Jesus does not let the quiet whispers continue. Jesus said to them, “Why are you bothering this woman? She has done a beautiful thing to me. 11 The poor you will always have with you, but you will not always have me. 12 When she poured this perfume on my body, she did it to prepare me for burial. 13 Truly I tell you, wherever this gospel is preached throughout the world, what she has done will also be told, in memory of her.” Jesus affirmed the act of the woman and acknowledged what would lie ahead. The disciples could not hear it. They were too consumed to with their own thought and fears to understand what Jesus was say. Don’t miss it. Jesus was not minimizing the call to love and serve the poor. He had articulated this need, this call, this command over and over again throughout his ministry. They would have the poor with them and the work among the poor would continue to shape their ministries. But in Jesus’ acceptance and blessing of the act of the woman we see his embrace of the journey to the cross. The death that awaits Jesus is not something that happened to Jesus. While we will see many players involved in how the story plays out, in this moment we see that Jesus chooses to move forward, always knowing the outcome. Jesus will walk to the streets of Jerusalem with purpose. Jesus will walk into the streets of Jerusalem knowing that the pain and the agony that awaits him. Jesus will walk into the streets of Jerusalem smelling of the perfume that would prepare him for his death and burial, but that would also make the way for salvation and the joy of Easter morning.

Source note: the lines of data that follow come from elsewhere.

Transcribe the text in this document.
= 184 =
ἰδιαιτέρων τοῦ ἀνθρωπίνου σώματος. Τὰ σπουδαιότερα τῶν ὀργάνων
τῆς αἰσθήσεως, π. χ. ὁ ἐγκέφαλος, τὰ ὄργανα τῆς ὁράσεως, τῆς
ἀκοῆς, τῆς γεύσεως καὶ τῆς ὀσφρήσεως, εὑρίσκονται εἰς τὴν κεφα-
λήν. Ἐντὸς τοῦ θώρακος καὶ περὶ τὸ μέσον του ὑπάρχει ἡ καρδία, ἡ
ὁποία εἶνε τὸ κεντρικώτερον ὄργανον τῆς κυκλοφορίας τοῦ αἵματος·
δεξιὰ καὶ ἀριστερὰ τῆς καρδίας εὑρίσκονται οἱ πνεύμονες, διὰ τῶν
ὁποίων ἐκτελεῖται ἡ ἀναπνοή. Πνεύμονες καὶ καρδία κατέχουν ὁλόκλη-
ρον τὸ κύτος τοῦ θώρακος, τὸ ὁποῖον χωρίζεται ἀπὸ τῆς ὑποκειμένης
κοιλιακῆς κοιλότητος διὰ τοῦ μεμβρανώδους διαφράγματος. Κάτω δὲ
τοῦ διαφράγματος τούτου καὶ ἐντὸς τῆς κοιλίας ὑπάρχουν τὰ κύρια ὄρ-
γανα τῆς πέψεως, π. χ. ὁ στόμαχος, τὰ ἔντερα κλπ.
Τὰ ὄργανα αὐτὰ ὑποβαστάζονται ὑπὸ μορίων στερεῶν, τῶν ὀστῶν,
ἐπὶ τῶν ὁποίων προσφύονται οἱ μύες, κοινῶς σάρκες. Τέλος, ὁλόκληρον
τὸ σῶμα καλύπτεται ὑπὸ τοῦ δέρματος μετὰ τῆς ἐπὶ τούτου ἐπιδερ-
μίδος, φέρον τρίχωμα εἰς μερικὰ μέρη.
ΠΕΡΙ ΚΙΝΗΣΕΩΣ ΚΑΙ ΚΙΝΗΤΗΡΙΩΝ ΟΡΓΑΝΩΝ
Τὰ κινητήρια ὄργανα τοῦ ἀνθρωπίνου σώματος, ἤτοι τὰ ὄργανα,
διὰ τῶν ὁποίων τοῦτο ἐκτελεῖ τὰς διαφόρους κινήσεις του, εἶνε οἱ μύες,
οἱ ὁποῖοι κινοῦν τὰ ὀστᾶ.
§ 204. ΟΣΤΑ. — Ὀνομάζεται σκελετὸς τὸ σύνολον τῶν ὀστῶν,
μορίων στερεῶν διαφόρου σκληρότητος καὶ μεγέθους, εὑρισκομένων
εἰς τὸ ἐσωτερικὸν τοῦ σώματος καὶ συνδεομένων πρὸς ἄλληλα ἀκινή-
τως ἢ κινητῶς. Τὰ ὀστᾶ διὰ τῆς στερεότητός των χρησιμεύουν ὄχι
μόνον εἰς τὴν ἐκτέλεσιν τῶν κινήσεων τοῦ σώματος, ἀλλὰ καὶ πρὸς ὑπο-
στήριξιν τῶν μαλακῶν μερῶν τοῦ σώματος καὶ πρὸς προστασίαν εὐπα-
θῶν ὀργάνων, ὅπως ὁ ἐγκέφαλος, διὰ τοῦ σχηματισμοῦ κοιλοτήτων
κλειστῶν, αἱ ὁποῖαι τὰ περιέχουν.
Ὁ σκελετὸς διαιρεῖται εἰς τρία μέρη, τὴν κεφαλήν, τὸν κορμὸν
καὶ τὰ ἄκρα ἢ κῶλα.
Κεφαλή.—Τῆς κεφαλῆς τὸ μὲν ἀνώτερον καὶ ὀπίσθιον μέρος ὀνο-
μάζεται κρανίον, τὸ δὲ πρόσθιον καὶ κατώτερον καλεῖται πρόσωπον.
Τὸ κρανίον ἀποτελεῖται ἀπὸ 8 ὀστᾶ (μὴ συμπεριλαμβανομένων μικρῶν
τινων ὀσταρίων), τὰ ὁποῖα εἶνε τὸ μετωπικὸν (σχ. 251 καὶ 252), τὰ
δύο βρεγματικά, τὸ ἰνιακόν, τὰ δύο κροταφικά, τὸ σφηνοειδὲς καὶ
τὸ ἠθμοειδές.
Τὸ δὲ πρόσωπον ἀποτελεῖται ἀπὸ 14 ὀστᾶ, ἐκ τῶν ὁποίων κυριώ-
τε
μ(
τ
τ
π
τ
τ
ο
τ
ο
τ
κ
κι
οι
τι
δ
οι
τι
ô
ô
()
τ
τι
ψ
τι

It is important for us to remember that the story of this selfless act by this woman is set against two scenes of brutal duplicity. The passage just before our story we hear the priest and the elders plotting Jesus’ death. Those that were to represent God among the people saw Jesus as a threat to the established religious order. They wanted to make sure that no one challenged the culturally acceptable religious rituals and routines. Jesus called people to a very different kind of life and a very different kind of walk with God. On the other side of our passage we find the story of Judas commitment to betray Jesus. Judas the Zealot, the one among the disciples with the best religious pedigree, the one that was supposedly most devoted to the way of God, rejected Jesus because Jesus did not fit his preconceived religious understandings. Instead of being conformed to the Way of Jesus he wanted Jesus to conform to the way he expected – no, that he demanded. Do we come to Jesus seeking for Him to bless our comfortable faith, or do we seek Jesus and shape our lives to his Way? Are we ready to know and to walk with Jesus no matter the cost?
Our journey to the cross begins. Our journey toward Easter begins. Our journey with Jesus begins. Draw close and smell the perfume and celebrate this woman’s grand act of worship. Draw close and see Jesus rise from Bethany and begin to move toward Jerusalem. Draw close and see the sweat on Jesus’ brow as he moves forward for your sake and mine. Draw close and walk with Jesus that we might embrace Jesus as he seeks to embrace us with his love and grace. Draw close and walk with Jesus and never settle for less.